Case ID: wash_40/html/0189-01.html
Source: Caselaw Access Project
Author: {"author": "Per Curiam.", "license": "Public Domain", "url": "https://static.case.law/"}
Date Created: 2024-08-24T03:29:51.129683

[No. 5602.
    Decided September 18, 1905.]
    M. H. Whitehouse, Appellant, v. Nelson Dry Goods Company et al., Respondents.
      
    
    Appeal — Review—Teial de Novo- — Errors Based Solely on Evi- - denoe — Record—Statement of Pacts — Evidence Not Brought Up-Dismissal.
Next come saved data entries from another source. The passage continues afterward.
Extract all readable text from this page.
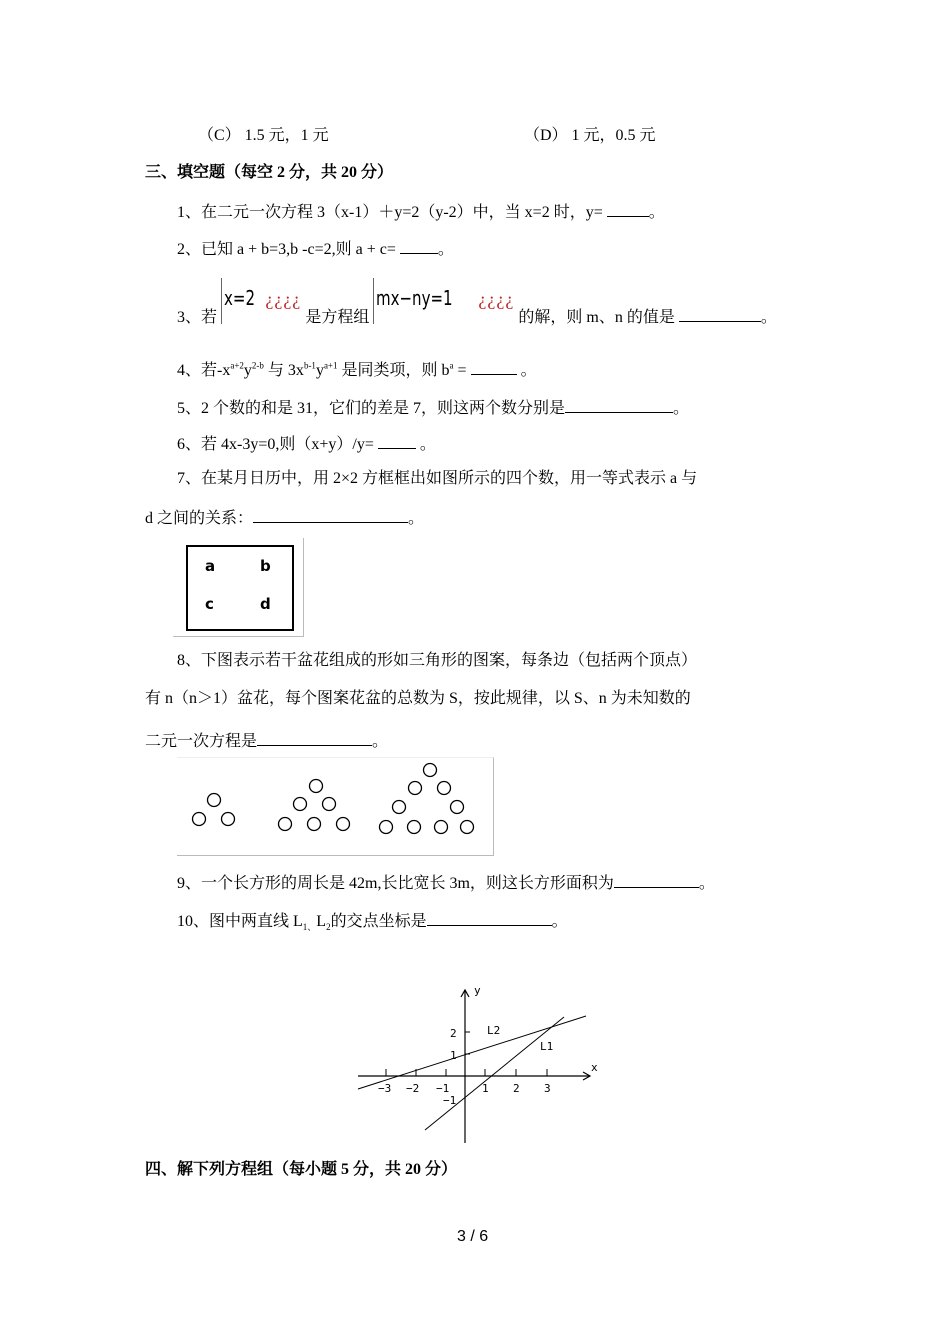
（C） 1.5 元，1 元	（D） 1 元，0.5 元
三、填空题（每空 2 分，共 20 分）
1、在二元一次方程 3（x-1）＋y=2（y-2）中，当 x=2 时，y=	。
2、已知 a + b=3,b -c=2,则 a + c= 。
3、若 x=2 ¿¿¿¿ 是方程组 mx−ny=1 ¿¿¿¿ 的解，则 m、n 的值是	。
4、若$-x^{a+2}y^{2-b}$ 与 $3x^{b-1}y^{a+1}$ 是同类项，则 $b^a$ =	。
5、2 个数的和是 31，它们的差是 7，则这两个数分别是	。
6、若 4x-3y=0,则（x+y）/y=  。
7、在某月日历中，用 2×2 方框框出如图所示的四个数，用一等式表示 a 与
d 之间的关系：	。
a	b
c	d
8、下图表示若干盆花组成的形如三角形的图案，每条边（包括两个顶点）
有 n（n＞1）盆花，每个图案花盆的总数为 S，按此规律，以 S、n 为未知数的
二元一次方程是	。
9、一个长方形的周长是 42m,长比宽长 3m，则这长方形面积为	。
10、图中两直线 $L_{1、}L_2$的交点坐标是	。
x
y
L2
L1
−3 −2 −1	1 2 3
2
1
−1
四、解下列方程组（每小题 5 分，共 20 分）
3 / 6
An appeal from an order denying leave to sue a receiver must be dismissed where the errors assigned are based solely upon the evidence, which is not brought up by a bill of exceptions or statement of facts.
    Appeal from an order of the superior court for Spokane county, Kennan, J., entered October 26, 1904, after a hearing on the merits before the court without a jury, denying leave to cue a receiver.
    Appeal dismissed.
    
      Willis H. Merriam, for appellant.
    
      Binkley, Taylor & McLaren, for respondents.
    
      
      Resorted in 82 Pac. 161.
    
   Per Curiam.

This appeal is from an order of the lower court denying the appellant leave to sue a receiver. The question was heard upon a show cause order. The ruling was based entirely upon facts presented upon a return to the order to show cause. The record before us contains no certified statement of the facts upon which the court based its decision. Respondents move to dismiss the appeal for that reason. The motion must be granted, because the errors relied upon in appellant’s brief are based solely upon the evidence heard by the lower court. This evidence — or the facts upon which the order was made' — is not brought here by statement of facts or bill of exceptions, settled or certified by the trial court. There are some affidavits in the record, but there is no certificate of the trial judge that these affidavits were all the evidence considered at .the hearing, or that the facts therein contained are all the material facts presented.

Under the rule in Chevalier & Co. v. Wilson, 30 Wash. 227, 70 Pac. 487, the appeal must be dismissed.